Donald Trump's success constitutes less of a plebiscite than a fall for the Democratic camp, according to exit polls and the results analyzed by The World. Because if it records progress in 80% of counties, including in “blue” strongholds (the color of the Democrats), its gains compared to 2020 are significantly lower than the losses recorded by the Democrats.
Between 2020 and 2024, Democrats lost twice as many votes as Donald Trump gained
Results of the presidential election in the United States in 2020 and 2024, in millions of votes.
Democrats
Republicans
Large cities were undermobilized, unlike the countryside
Analysis of vote gains and losses from both camps reveals that Kamala Harris “underperformed” in big cities, while Trump consolidated or even improved his 2020 performance in cities, but especially in the countryside.
According to the New York Timesin the counties of the three most populous metropolises (New York, Los Angeles and Chicago), the blue losses are abysmal: 1.5 million votes less for Harris, compared to Joe Biden in 2020. In the ten largest cities, two million votes were lost by Democrats between 2020 and 2024, while Mr. Trump gained “only” 254,000.
This scenario is found in the seven swing states, which all swung in favor of Mr. Trump, as shown by the analysis of votes by county.
How Kamala Harris lost the swing states
and losses
of candidates for the 2024 presidential election by county compared to 2020 in number of votes.
In Nevada, everything was decided in Clark County, which includes Las Vegas and concentrates seven out of ten voters in the state. In this strategic county, won by Democrats since 1992, Donald Trump lost by only 2.6 points, the slimmest margin since 1988, due to the shift to the right of Hispanic and Asian voters, who make up more than 40% of the local population.
+749 votes
+81,315 votes
Clark County
While Trump was trailing by 26 points in the Latino electorate four years ago, this year he is on par, and even leads Kamala Harris by three points among voters of Asian origin when he had them lost by… 29 points in 2020.

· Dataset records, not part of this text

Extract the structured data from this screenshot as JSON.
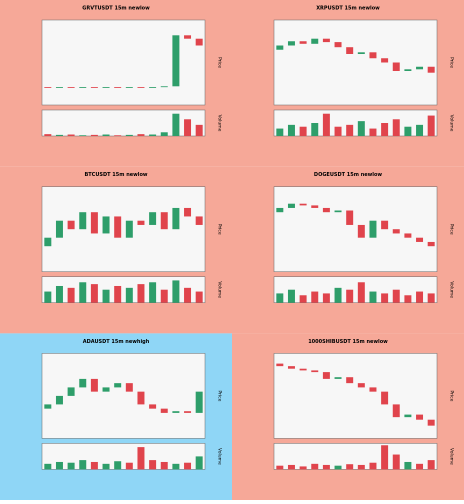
{
  "chart_data": [
    {
      "type": "candlestick",
      "title": "GRVTUSDT 15m newlow",
      "y_label": "Price",
      "volume_label": "Volume",
      "background": "#f6a898",
      "open": [
        21,
        20,
        21,
        20,
        21,
        20,
        21,
        20,
        21,
        20,
        21,
        22,
        82,
        78
      ],
      "close": [
        20,
        21,
        20,
        21,
        20,
        21,
        20,
        21,
        20,
        21,
        22,
        82,
        78,
        70
      ],
      "volume": [
        5,
        3,
        4,
        2,
        3,
        4,
        2,
        3,
        5,
        4,
        10,
        60,
        45,
        30
      ],
      "ylim": [
        0,
        100
      ],
      "vlim": [
        0,
        70
      ]
    },
    {
      "type": "candlestick",
      "title": "XRPUSDT 15m newlow",
      "y_label": "Price",
      "volume_label": "Volume",
      "background": "#f6a898",
      "open": [
        65,
        70,
        75,
        72,
        78,
        74,
        68,
        60,
        62,
        55,
        50,
        40,
        42,
        45
      ],
      "close": [
        70,
        75,
        72,
        78,
        74,
        68,
        60,
        62,
        55,
        50,
        40,
        42,
        45,
        38
      ],
      "volume": [
        20,
        30,
        25,
        35,
        60,
        25,
        30,
        40,
        20,
        35,
        45,
        25,
        30,
        55
      ],
      "ylim": [
        0,
        100
      ],
      "vlim": [
        0,
        70
      ]
    },
    {
      "type": "candlestick",
      "title": "BTCUSDT 15m newlow",
      "y_label": "Price",
      "volume_label": "Volume",
      "background": "#f6a898",
      "open": [
        30,
        40,
        60,
        50,
        70,
        45,
        65,
        40,
        60,
        55,
        70,
        50,
        75,
        65
      ],
      "close": [
        40,
        60,
        50,
        70,
        45,
        65,
        40,
        60,
        55,
        70,
        50,
        75,
        65,
        55
      ],
      "volume": [
        30,
        45,
        40,
        55,
        50,
        35,
        45,
        40,
        50,
        55,
        35,
        60,
        40,
        30
      ],
      "ylim": [
        0,
        100
      ],
      "vlim": [
        0,
        70
      ]
    },
    {
      "type": "candlestick",
      "title": "DOGEUSDT 15m newlow",
      "y_label": "Price",
      "volume_label": "Volume",
      "background": "#f6a898",
      "open": [
        70,
        75,
        80,
        78,
        75,
        70,
        72,
        55,
        40,
        60,
        50,
        45,
        40,
        35
      ],
      "close": [
        75,
        80,
        78,
        75,
        70,
        72,
        55,
        40,
        60,
        50,
        45,
        40,
        35,
        30
      ],
      "volume": [
        25,
        35,
        20,
        30,
        25,
        40,
        35,
        55,
        30,
        25,
        35,
        20,
        30,
        25
      ],
      "ylim": [
        0,
        100
      ],
      "vlim": [
        0,
        70
      ]
    },
    {
      "type": "candlestick",
      "title": "ADAUSDT 15m newhigh",
      "y_label": "Price",
      "volume_label": "Volume",
      "background": "#8fd6f6",
      "open": [
        35,
        40,
        50,
        60,
        70,
        55,
        60,
        65,
        55,
        40,
        35,
        30,
        32,
        30
      ],
      "close": [
        40,
        50,
        60,
        70,
        55,
        60,
        65,
        55,
        40,
        35,
        30,
        32,
        30,
        55
      ],
      "volume": [
        15,
        20,
        18,
        25,
        20,
        15,
        22,
        18,
        60,
        25,
        20,
        15,
        18,
        35
      ],
      "ylim": [
        0,
        100
      ],
      "vlim": [
        0,
        70
      ]
    },
    {
      "type": "candlestick",
      "title": "1000SHIBUSDT 15m newlow",
      "y_label": "Price",
      "volume_label": "Volume",
      "background": "#f6a898",
      "open": [
        88,
        85,
        82,
        80,
        78,
        70,
        72,
        65,
        60,
        55,
        40,
        25,
        28,
        22
      ],
      "close": [
        85,
        82,
        80,
        78,
        70,
        72,
        65,
        60,
        55,
        40,
        25,
        28,
        22,
        15
      ],
      "volume": [
        10,
        12,
        8,
        15,
        12,
        10,
        14,
        12,
        18,
        65,
        40,
        20,
        15,
        25
      ],
      "ylim": [
        0,
        100
      ],
      "vlim": [
        0,
        70
      ]
    }
  ]
}
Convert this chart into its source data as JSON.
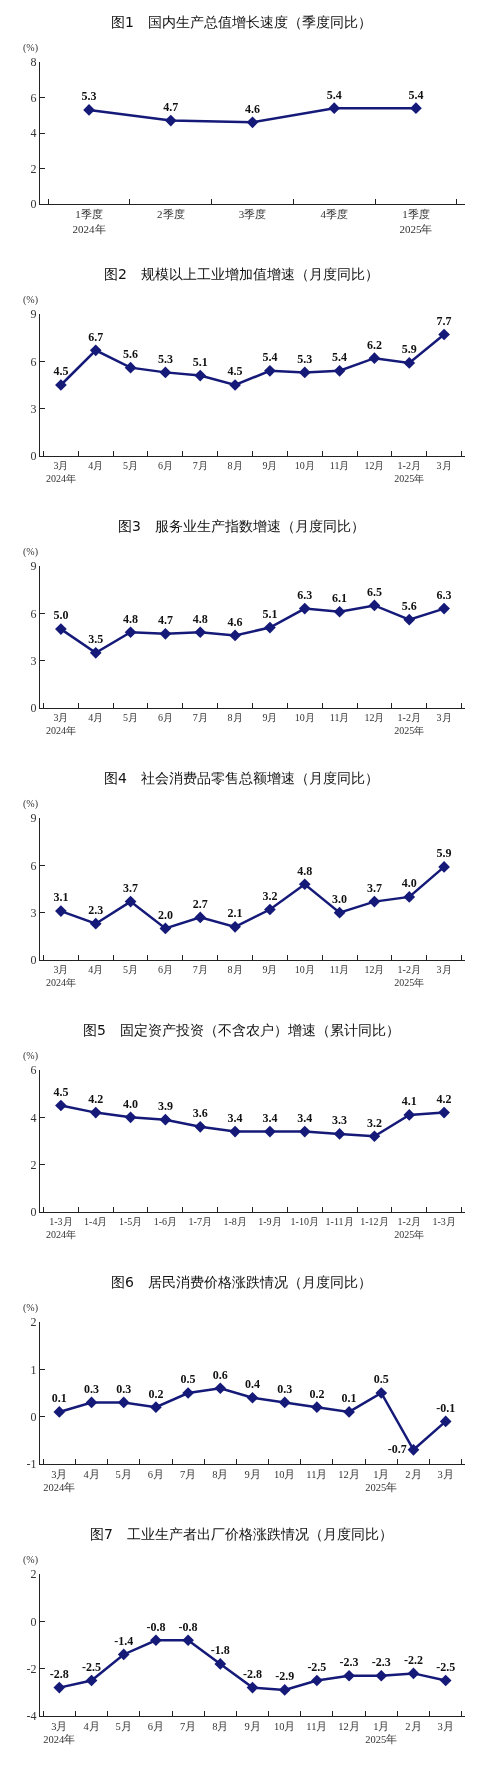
{
  "chart_data": [
    {
      "type": "line",
      "title": "图1　国内生产总值增长速度（季度同比）",
      "ylabel": "(%)",
      "categories": [
        "1季度\n2024年",
        "2季度",
        "3季度",
        "4季度",
        "1季度\n2025年"
      ],
      "series": [
        {
          "color": "#151a78",
          "values": [
            5.3,
            4.7,
            4.6,
            5.4,
            5.4
          ],
          "value_labels": [
            "5.3",
            "4.7",
            "4.6",
            "5.4",
            "5.4"
          ]
        }
      ],
      "ylim": [
        0,
        8
      ],
      "yticks": [
        0,
        2,
        4,
        6,
        8
      ],
      "marker": "diamond",
      "line_style": "solid"
    },
    {
      "type": "line",
      "title": "图2　规模以上工业增加值增速（月度同比）",
      "ylabel": "(%)",
      "categories": [
        "3月\n2024年",
        "4月",
        "5月",
        "6月",
        "7月",
        "8月",
        "9月",
        "10月",
        "11月",
        "12月",
        "1-2月\n2025年",
        "3月"
      ],
      "series": [
        {
          "color": "#151a78",
          "values": [
            4.5,
            6.7,
            5.6,
            5.3,
            5.1,
            4.5,
            5.4,
            5.3,
            5.4,
            6.2,
            5.9,
            7.7
          ],
          "value_labels": [
            "4.5",
            "6.7",
            "5.6",
            "5.3",
            "5.1",
            "4.5",
            "5.4",
            "5.3",
            "5.4",
            "6.2",
            "5.9",
            "7.7"
          ]
        }
      ],
      "ylim": [
        0,
        9
      ],
      "yticks": [
        0,
        3,
        6,
        9
      ],
      "marker": "diamond",
      "line_style": "solid"
    },
    {
      "type": "line",
      "title": "图3　服务业生产指数增速（月度同比）",
      "ylabel": "(%)",
      "categories": [
        "3月\n2024年",
        "4月",
        "5月",
        "6月",
        "7月",
        "8月",
        "9月",
        "10月",
        "11月",
        "12月",
        "1-2月\n2025年",
        "3月"
      ],
      "series": [
        {
          "color": "#151a78",
          "values": [
            5.0,
            3.5,
            4.8,
            4.7,
            4.8,
            4.6,
            5.1,
            6.3,
            6.1,
            6.5,
            5.6,
            6.3
          ],
          "value_labels": [
            "5.0",
            "3.5",
            "4.8",
            "4.7",
            "4.8",
            "4.6",
            "5.1",
            "6.3",
            "6.1",
            "6.5",
            "5.6",
            "6.3"
          ]
        }
      ],
      "ylim": [
        0,
        9
      ],
      "yticks": [
        0,
        3,
        6,
        9
      ],
      "marker": "diamond",
      "line_style": "solid"
    },
    {
      "type": "line",
      "title": "图4　社会消费品零售总额增速（月度同比）",
      "ylabel": "(%)",
      "categories": [
        "3月\n2024年",
        "4月",
        "5月",
        "6月",
        "7月",
        "8月",
        "9月",
        "10月",
        "11月",
        "12月",
        "1-2月\n2025年",
        "3月"
      ],
      "series": [
        {
          "color": "#151a78",
          "values": [
            3.1,
            2.3,
            3.7,
            2.0,
            2.7,
            2.1,
            3.2,
            4.8,
            3.0,
            3.7,
            4.0,
            5.9
          ],
          "value_labels": [
            "3.1",
            "2.3",
            "3.7",
            "2.0",
            "2.7",
            "2.1",
            "3.2",
            "4.8",
            "3.0",
            "3.7",
            "4.0",
            "5.9"
          ]
        }
      ],
      "ylim": [
        0,
        9
      ],
      "yticks": [
        0,
        3,
        6,
        9
      ],
      "marker": "diamond",
      "line_style": "solid"
    },
    {
      "type": "line",
      "title": "图5　固定资产投资（不含农户）增速（累计同比）",
      "ylabel": "(%)",
      "categories": [
        "1-3月\n2024年",
        "1-4月",
        "1-5月",
        "1-6月",
        "1-7月",
        "1-8月",
        "1-9月",
        "1-10月",
        "1-11月",
        "1-12月",
        "1-2月\n2025年",
        "1-3月"
      ],
      "series": [
        {
          "color": "#151a78",
          "values": [
            4.5,
            4.2,
            4.0,
            3.9,
            3.6,
            3.4,
            3.4,
            3.4,
            3.3,
            3.2,
            4.1,
            4.2
          ],
          "value_labels": [
            "4.5",
            "4.2",
            "4.0",
            "3.9",
            "3.6",
            "3.4",
            "3.4",
            "3.4",
            "3.3",
            "3.2",
            "4.1",
            "4.2"
          ]
        }
      ],
      "ylim": [
        0,
        6
      ],
      "yticks": [
        0,
        2,
        4,
        6
      ],
      "marker": "diamond",
      "line_style": "solid"
    },
    {
      "type": "line",
      "title": "图6　居民消费价格涨跌情况（月度同比）",
      "ylabel": "(%)",
      "categories": [
        "3月\n2024年",
        "4月",
        "5月",
        "6月",
        "7月",
        "8月",
        "9月",
        "10月",
        "11月",
        "12月",
        "1月\n2025年",
        "2月",
        "3月"
      ],
      "series": [
        {
          "color": "#151a78",
          "values": [
            0.1,
            0.3,
            0.3,
            0.2,
            0.5,
            0.6,
            0.4,
            0.3,
            0.2,
            0.1,
            0.5,
            -0.7,
            -0.1
          ],
          "value_labels": [
            "0.1",
            "0.3",
            "0.3",
            "0.2",
            "0.5",
            "0.6",
            "0.4",
            "0.3",
            "0.2",
            "0.1",
            "0.5",
            "-0.7",
            "-0.1"
          ]
        }
      ],
      "ylim": [
        -1,
        2
      ],
      "yticks": [
        -1,
        0,
        1,
        2
      ],
      "marker": "diamond",
      "line_style": "solid"
    },
    {
      "type": "line",
      "title": "图7　工业生产者出厂价格涨跌情况（月度同比）",
      "ylabel": "(%)",
      "categories": [
        "3月\n2024年",
        "4月",
        "5月",
        "6月",
        "7月",
        "8月",
        "9月",
        "10月",
        "11月",
        "12月",
        "1月\n2025年",
        "2月",
        "3月"
      ],
      "series": [
        {
          "color": "#151a78",
          "values": [
            -2.8,
            -2.5,
            -1.4,
            -0.8,
            -0.8,
            -1.8,
            -2.8,
            -2.9,
            -2.5,
            -2.3,
            -2.3,
            -2.2,
            -2.5
          ],
          "value_labels": [
            "-2.8",
            "-2.5",
            "-1.4",
            "-0.8",
            "-0.8",
            "-1.8",
            "-2.8",
            "-2.9",
            "-2.5",
            "-2.3",
            "-2.3",
            "-2.2",
            "-2.5"
          ]
        }
      ],
      "ylim": [
        -4,
        2
      ],
      "yticks": [
        -4,
        -2,
        0,
        2
      ],
      "marker": "diamond",
      "line_style": "solid"
    }
  ]
}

In Wisconsin, Donald Trump gained ground in counties where Hispanics are most numerous, including in Democratic strongholds like Milwaukee. By consolidating his lead in all the worker-dominated counties of the state, Trump gave Kamala Harris no chance
The darkest counties are those whose Republican vote has increased by at least 20 points since 2012.
-37,213 votes
+87 114 votes
The Democrat only made progress in the affluent, traditionally Republican suburbs of Milwaukee, thanks to her assertive strategy of refocusing.
In neighboring Michigan, Mr. Trump is making progress almost everywhere, including in Wayne County, which includes the city of Detroit and its southern suburbs, and whose population is 48% white and 38% black. The Democratic margin fell by 9 points, which translates into 85,000 votes for the Democrats.
-80,016 votes
+154,963 votes
Wayne County
With such an underperformance in a county that is supposed to be their largest source of votes in the entire state, the 154,000 vote lead that Democrats had gained in 2020 evaporated very quickly, leaving Kamala Harris has no chance of winning this state.

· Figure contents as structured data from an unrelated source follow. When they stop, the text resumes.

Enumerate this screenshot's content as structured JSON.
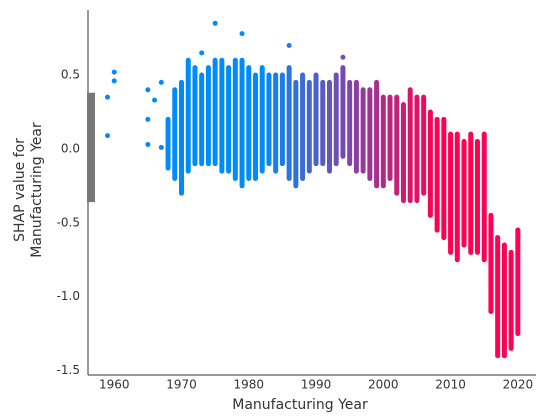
{
  "chart_data": {
    "type": "scatter",
    "xlabel": "Manufacturing Year",
    "ylabel_lines": [
      "SHAP value for",
      "Manufacturing Year"
    ],
    "xlim": [
      1956.1,
      2022.7
    ],
    "xticks": [
      1960,
      1970,
      1980,
      1990,
      2000,
      2010,
      2020
    ],
    "ylim": [
      -1.53,
      0.94
    ],
    "yticks": [
      0.5,
      {
        "value": 0,
        "label": "0.0"
      },
      -0.5,
      {
        "value": -1,
        "label": "-1.0"
      },
      -1.5
    ],
    "colormap": [
      "#008bfb",
      "#ff0052"
    ],
    "color_range": [
      1982,
      2008
    ],
    "side_bar": {
      "color": "#777777",
      "low": -0.36,
      "high": 0.38
    },
    "ranges": {
      "x": [
        1968,
        1969,
        1970,
        1971,
        1972,
        1973,
        1974,
        1975,
        1976,
        1977,
        1978,
        1979,
        1980,
        1981,
        1982,
        1983,
        1984,
        1985,
        1986,
        1987,
        1988,
        1989,
        1990,
        1991,
        1992,
        1993,
        1994,
        1995,
        1996,
        1997,
        1998,
        1999,
        2000,
        2001,
        2002,
        2003,
        2004,
        2005,
        2006,
        2007,
        2008,
        2009,
        2010,
        2011,
        2012,
        2013,
        2014,
        2015,
        2016,
        2017,
        2018,
        2019,
        2020
      ],
      "low": [
        -0.13,
        -0.2,
        -0.3,
        -0.15,
        -0.1,
        -0.1,
        -0.1,
        -0.1,
        -0.15,
        -0.15,
        -0.2,
        -0.25,
        -0.2,
        -0.2,
        -0.15,
        -0.1,
        -0.15,
        -0.1,
        -0.2,
        -0.25,
        -0.2,
        -0.15,
        -0.1,
        -0.1,
        -0.15,
        -0.1,
        -0.05,
        -0.1,
        -0.15,
        -0.15,
        -0.2,
        -0.25,
        -0.25,
        -0.2,
        -0.3,
        -0.35,
        -0.35,
        -0.35,
        -0.3,
        -0.45,
        -0.55,
        -0.6,
        -0.7,
        -0.75,
        -0.65,
        -0.7,
        -0.7,
        -0.75,
        -1.1,
        -1.4,
        -1.4,
        -1.35,
        -1.25
      ],
      "high": [
        0.2,
        0.4,
        0.45,
        0.6,
        0.55,
        0.5,
        0.55,
        0.6,
        0.6,
        0.55,
        0.6,
        0.6,
        0.55,
        0.5,
        0.55,
        0.5,
        0.5,
        0.5,
        0.55,
        0.45,
        0.5,
        0.45,
        0.5,
        0.45,
        0.45,
        0.5,
        0.55,
        0.45,
        0.45,
        0.4,
        0.4,
        0.45,
        0.35,
        0.35,
        0.35,
        0.3,
        0.4,
        0.35,
        0.35,
        0.25,
        0.2,
        0.2,
        0.1,
        0.1,
        0.05,
        0.1,
        0.05,
        0.1,
        -0.45,
        -0.6,
        -0.65,
        -0.7,
        -0.55
      ]
    },
    "points": {
      "x": [
        1959,
        1959,
        1960,
        1960,
        1965,
        1965,
        1965,
        1966,
        1967,
        1967,
        1973,
        1975,
        1979,
        1986,
        1994,
        2020
      ],
      "y": [
        0.09,
        0.35,
        0.46,
        0.52,
        0.4,
        0.2,
        0.03,
        0.33,
        0.45,
        0.01,
        0.65,
        0.85,
        0.78,
        0.7,
        0.62,
        -0.55
      ]
    }
  }
}
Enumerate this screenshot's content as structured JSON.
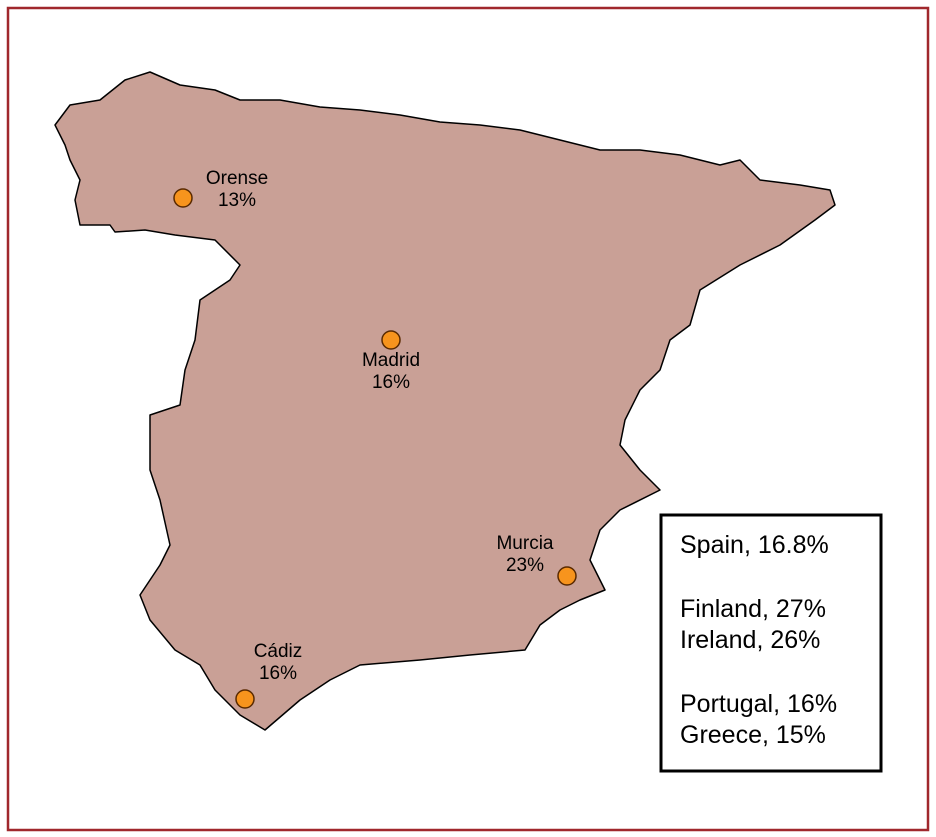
{
  "cities": [
    {
      "name": "Orense",
      "value": "13%"
    },
    {
      "name": "Madrid",
      "value": "16%"
    },
    {
      "name": "Murcia",
      "value": "23%"
    },
    {
      "name": "Cádiz",
      "value": "16%"
    }
  ],
  "legend": {
    "groups": [
      [
        "Spain, 16.8%"
      ],
      [
        "Finland, 27%",
        "Ireland, 26%"
      ],
      [
        "Portugal, 16%",
        "Greece, 15%"
      ]
    ]
  }
}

Minorities abstained or swiped right
The progress of Donald Trump, both at the national level and in the “swing states” can also be explained by the considerable evolution of the vote of black, Hispanic and Asian electorates.
NBC News' analysis of the results by county shows that all minorities slid further to the right than the rest of the country. The vote of Asian Americans has shifted 6.2 points toward the Republicans in four years, twice as much as the national median (3.2 points). This is almost as much as the Hispanic electorate in the Midwest (6 points) and a little more than the black electorate in the South of the country (5.2 points).